Blue-chips approach 10pc gain for 2013
The bulls in London capped off another buoyant week for the FTSE 100 by bringing the blue-chips’ rise for the year to almost 10pc.
The benchmark index has advanced 1.6pc since the start of trading on Monday, taking its gain from the beginning of January to 9.9pc. The focus of buyers’ attention yesterday was the latest US jobs data, which helped the main board put on 44.42 points to 6,483.58, its highest level since December 2007. The mid-caps were also on the rise, with the FTSE 250 closing 65.44 better at a record 14,018.79.
Among the day’s big movers, insurer Aviva stabilised and rose 10 to 324.8p, following a 12.5pc drop a day earlier on a cut to its dividend. Fund manager Schroders added 42p to £21.28, a fresh high, after analysts upgraded the shares in the wake of Thursday’s full-year results.
London-listed Bumi topped the FTSE 250 with a jump of 23, or 7.1pc, to 347p as 10 executives resigned from Indonesian subsidiary Bumi Resources.
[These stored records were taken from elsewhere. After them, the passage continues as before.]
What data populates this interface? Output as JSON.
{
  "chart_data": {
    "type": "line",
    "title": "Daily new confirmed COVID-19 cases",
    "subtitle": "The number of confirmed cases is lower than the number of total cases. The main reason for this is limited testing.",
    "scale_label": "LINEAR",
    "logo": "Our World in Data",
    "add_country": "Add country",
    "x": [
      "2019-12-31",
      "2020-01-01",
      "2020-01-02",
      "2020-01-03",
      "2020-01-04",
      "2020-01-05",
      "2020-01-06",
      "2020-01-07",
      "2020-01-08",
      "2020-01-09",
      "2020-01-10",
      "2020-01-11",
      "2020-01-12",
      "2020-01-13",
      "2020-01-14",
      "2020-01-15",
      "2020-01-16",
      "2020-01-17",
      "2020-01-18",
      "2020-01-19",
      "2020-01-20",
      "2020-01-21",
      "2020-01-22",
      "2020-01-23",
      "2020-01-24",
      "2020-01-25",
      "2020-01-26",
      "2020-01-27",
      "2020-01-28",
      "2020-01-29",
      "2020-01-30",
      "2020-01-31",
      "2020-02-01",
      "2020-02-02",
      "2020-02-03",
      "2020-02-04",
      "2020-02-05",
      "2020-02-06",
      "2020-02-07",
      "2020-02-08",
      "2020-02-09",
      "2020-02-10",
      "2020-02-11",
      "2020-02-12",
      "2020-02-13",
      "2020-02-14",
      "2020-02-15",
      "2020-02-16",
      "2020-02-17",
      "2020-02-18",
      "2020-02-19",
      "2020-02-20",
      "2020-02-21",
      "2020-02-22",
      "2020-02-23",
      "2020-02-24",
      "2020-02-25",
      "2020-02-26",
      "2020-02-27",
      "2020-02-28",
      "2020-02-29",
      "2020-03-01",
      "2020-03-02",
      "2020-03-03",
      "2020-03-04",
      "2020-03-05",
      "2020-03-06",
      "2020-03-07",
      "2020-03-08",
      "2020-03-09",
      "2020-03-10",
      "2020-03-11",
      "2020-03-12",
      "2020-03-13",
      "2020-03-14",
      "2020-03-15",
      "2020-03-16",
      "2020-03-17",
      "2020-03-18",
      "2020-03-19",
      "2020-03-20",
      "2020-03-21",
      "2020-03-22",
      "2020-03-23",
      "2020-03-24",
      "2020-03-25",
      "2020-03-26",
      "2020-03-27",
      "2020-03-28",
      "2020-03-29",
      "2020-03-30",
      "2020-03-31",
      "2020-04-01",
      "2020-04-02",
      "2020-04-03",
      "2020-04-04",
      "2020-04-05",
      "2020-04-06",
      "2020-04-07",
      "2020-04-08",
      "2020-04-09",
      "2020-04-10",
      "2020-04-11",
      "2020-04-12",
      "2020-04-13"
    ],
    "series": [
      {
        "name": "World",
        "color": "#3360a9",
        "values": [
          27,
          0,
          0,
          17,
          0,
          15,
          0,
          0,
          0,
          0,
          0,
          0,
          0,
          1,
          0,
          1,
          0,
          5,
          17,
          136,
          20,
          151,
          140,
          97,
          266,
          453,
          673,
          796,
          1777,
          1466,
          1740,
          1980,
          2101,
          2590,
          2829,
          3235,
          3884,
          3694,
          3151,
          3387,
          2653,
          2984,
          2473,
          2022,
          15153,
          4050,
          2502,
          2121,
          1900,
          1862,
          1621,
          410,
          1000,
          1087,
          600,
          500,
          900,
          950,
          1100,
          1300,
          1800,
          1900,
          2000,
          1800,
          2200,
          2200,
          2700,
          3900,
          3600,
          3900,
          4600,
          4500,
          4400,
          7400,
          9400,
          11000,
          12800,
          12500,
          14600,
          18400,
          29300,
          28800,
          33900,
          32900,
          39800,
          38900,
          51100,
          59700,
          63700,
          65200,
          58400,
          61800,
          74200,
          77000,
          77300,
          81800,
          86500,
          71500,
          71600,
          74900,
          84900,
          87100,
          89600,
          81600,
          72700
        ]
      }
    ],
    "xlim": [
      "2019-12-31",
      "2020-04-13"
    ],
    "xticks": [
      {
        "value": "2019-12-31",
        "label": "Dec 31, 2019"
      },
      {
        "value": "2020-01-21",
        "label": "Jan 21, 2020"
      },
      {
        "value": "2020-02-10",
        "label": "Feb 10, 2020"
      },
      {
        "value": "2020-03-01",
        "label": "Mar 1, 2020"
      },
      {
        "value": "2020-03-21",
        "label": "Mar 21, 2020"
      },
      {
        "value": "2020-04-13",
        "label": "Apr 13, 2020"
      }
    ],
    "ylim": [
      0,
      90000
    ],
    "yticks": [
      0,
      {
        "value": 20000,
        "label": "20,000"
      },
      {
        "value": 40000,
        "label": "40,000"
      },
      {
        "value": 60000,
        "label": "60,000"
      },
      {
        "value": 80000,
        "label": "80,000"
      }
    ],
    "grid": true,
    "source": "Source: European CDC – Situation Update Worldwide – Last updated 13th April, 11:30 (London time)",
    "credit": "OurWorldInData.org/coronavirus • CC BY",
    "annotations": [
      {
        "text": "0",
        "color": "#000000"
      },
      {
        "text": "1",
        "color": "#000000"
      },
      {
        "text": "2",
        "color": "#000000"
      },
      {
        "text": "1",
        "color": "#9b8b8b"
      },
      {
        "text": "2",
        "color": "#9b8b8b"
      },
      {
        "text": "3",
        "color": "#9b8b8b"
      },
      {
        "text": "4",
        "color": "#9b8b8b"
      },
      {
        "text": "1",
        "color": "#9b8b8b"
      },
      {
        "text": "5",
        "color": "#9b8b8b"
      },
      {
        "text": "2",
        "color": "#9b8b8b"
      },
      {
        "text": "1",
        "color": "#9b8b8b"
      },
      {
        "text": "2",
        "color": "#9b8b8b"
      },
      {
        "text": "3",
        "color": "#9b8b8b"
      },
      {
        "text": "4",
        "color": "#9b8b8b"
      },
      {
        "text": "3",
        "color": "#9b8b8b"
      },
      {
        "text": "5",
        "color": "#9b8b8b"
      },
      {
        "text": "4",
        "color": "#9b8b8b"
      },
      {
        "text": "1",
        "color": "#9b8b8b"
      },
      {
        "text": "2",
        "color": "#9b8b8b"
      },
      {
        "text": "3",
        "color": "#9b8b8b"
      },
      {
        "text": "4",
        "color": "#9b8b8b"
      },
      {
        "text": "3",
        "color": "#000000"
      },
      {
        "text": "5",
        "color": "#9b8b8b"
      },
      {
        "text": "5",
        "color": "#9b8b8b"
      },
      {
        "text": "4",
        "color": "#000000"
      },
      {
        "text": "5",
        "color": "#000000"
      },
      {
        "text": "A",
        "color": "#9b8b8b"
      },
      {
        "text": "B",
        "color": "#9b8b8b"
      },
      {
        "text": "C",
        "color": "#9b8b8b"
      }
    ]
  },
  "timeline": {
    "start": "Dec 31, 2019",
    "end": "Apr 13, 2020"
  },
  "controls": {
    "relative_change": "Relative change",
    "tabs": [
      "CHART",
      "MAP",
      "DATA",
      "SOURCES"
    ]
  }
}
Investors saw the departures as helping the London-listed business sever its relationship with major shareholders, the Bakrie family, after the battle for control with Nat Rothschild.
Analyst speculation that fellow mid-capper Cairn Energy could be bought by Cairn India, which was spun out of the former in 2007, helped the shares gain 6.2 to 292½p.
Lower down the scale, shareholder approval of a key €261m (£227m) rights issue for troubled nickel producer Talvivaara, in the wake of a toxic water leak at its mine in Finland last year, sent the shares 4½ higher to 94p.
Elsewhere in the small-cap space, gambling group Sportech was in traders’ sights after a tribunal ruled in favour of the company in a drawn-out battle with HM Revenue and Customs over the VAT it paid on its Spot the Ball game between 1979 and 1996. Sportech said after the close on Thursday that it was owed more than £80m, a sum that analysts at house broker Panmure Gordon described as “life-changing” for the company, which has net debt of £57m. Investors agreed, and the shares climbed 17¼ to 108p.
Finally, speculative buying pushed oil and gas explorer Rialto Energy up 0.8 — 18pc — to 5¼p.